Payment of dividend on preference shares
The Old Regulations provided that the rate of dividend on preference shares or convertible preference shares must not exceed a limit of 300 basis points over the prime lending rate of State Bank of India. This cap on payment of dividend on preference shares has been removed under the New Regulation.
Issue of capital instruments
The timeline for the issue of capital instruments has been changed from 180 days to 60 days from the date of receipt of consideration. This change has aligned the New Regulation with the requirements of the Act. The New Regulation further provides that in case of non-issuance of capital instruments within a period of 60 days of receipt of consideration, it shall be refunded by outward remittance to the persons concerned.
Changes in reporting requirements
Under the old regime, the onus of submitting Form FC-TRS in case of a transfer was on the transferor/transferee, resident in India. In terms of the New Regulation, in addition to the transferor/transferee resident in India, the onus of reporting the transfer of capital instruments is also on the person resident outside India holding capital instruments on a non-repatriable basis.
The New Regulation has also introduced a late fee payment in case of delayed reporting/filings with the RBI. The RBI, in consultation with the Central Government, is permitted to determine the amount of fee to be levied on the person responsible for filing the forms.
Transfer of capital instruments
The Old Regulations allowed a non-resident Indian (NRI) or an overseas corporate body (OCB) to transfer the capital instruments held by them to only another NRI or OCB. The New Regulation has, however, permitted transfers by an NRI or OCB to any person resident outside India subject to the prescribed conditions.
The New Regulation expressly permits transfer of capital instruments of an Indian company pursuant to liquidation, merger, demerger, amalgamation of entities incorporated or registered outside India.

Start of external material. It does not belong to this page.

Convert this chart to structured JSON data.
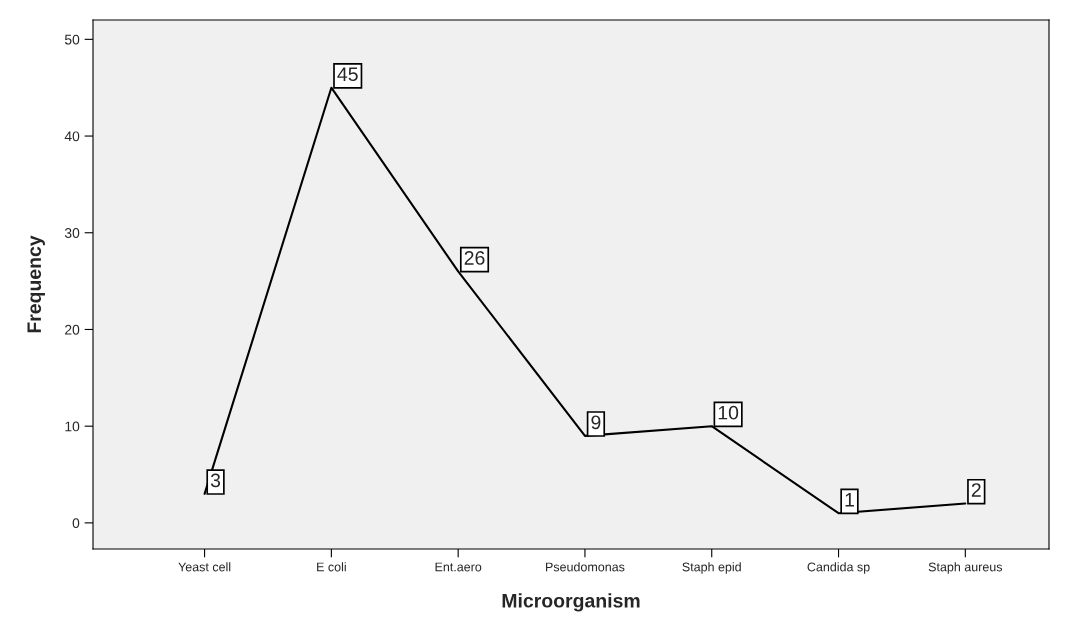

The New Regulation has amended the definition of downstream investment to include investment by a limited liability partnership (LLP) or any other form of investment vehicle in a downstream Indian company or LLP. Accordingly, the definition of downstream investment now includes investment received by an Indian company or LLP from another Indian company or LLP or any investment vehicle made in accordance with the New Regulation.
(a) The New Regulation clarifies that the total foreign investment shall be calculated on a fully diluted basis. The term fully diluted basis has been defined to mean the total number of shares that would be outstanding if all possible sources of conversion are exercised.
(b) The valuation of capital instruments required to be done as per internationally accepted pricing methodology on an arms length basis of an unlisted Indian company can now also be done by a practicing Cost Accountant.
(c) In case of a merger, amalgamation, demerger or any other similar arrangement, the Old Regulations provided that the transferee company may issue shares to the shareholders of a transferor company resident outside India, subject to the prescribed conditions. Indian companies are now permitted to issue any capital instruments to the existing holders of the transferor company resident outside India.
• The New Regulation consolidates all the amendments that were made to the Old Regulations and also incorporates certain new concepts with respect to the issue or transfer of securities of an Indian company by a person resident outside India.
• The New Regulation provides clarity on various matters such as foreign investment to be calculated on a fully diluted basis and the difference between FDI and FPI. This would help in providing an approachable regulatory framework for foreign entities to make investment in India.
• The introduction of a penalty on delayed reporting would help an investor to regularize the contravention by payment and is a time-efficient method as the person concerned can avoid going in for compounding.
• Various matters have also been aligned with the requirements mentioned under the Companies Act, 2013, which would help bring in greater clarity.